Statistics vs truthiness

I thoroughly enjoyed reading Howard Wainer’s Truth or Truthiness: Distinguishing Fact From Fiction By Learning to Think Like a Data Scientist. I even laughed out loud occasionally, as there’s a lot of wit on display here, and one gets a strong sense of Wainer’s personality. This is not usual in a book about statistics (although having said that, Angrist and Pischke also do quite well on the clarity and fun front, especially for econometricians.)

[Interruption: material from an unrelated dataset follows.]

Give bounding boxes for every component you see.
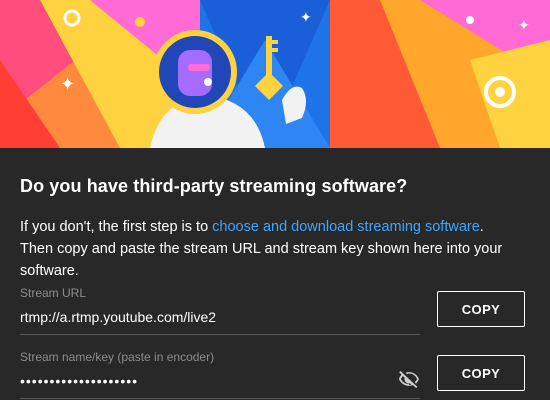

Truth or Truthiness a collection of essays in effect, published as a response to this brave new world of truthiness (ie. lies that people believe because they want to) in politics and public debate. Wainer writes very clearly about statistics in general, and his main theme here, causal inference. This is of course dear to the heart of economists, and gratifyingly Wainer recognises that the profession is more scrupulous than most disciplines about causation. The book starts by underlining the importance of having a clear counterfactual in mind and thinking – thinking! – about how it might be possible to estimate the size of any causal effect. As Wainer puts it, “The real world is hopelessly multivariate,” so untangling the causality is never going to happen without careful thought.

I also discovered that one aspect of something that’s bugged me since my thesis days – when I started disaggregating macro data – namely the pitfalls of aggregation, has a name elsewhere in the scholarly forest: “The ecological fallacy, in which apparent structure exists in grouped (eg average) data that disappaears or even reverses on the individual level.” It seems it’s a commonplace in statistics – here’s one clear explanation I found. Actually, I think the aggregation issues are more extensive in economics; for example I once heard Dave Giles do a brilliant lecture on how time aggregation can lead to spurious autocorrelation results.

Having said how much I enjoyed reading Truth or Truthiness, I’m not sure who it’s aimed at who isn’t already really interested in statistics. For newcomers to Wainer, I’d recommend his wonderful earlier books, Picturing the Uncertain World, and Graphical Discovery. They’re up there with Edward Tufte’s books on intelligent visualisation (rather than the decorative visualisation that’s become unfortunately common).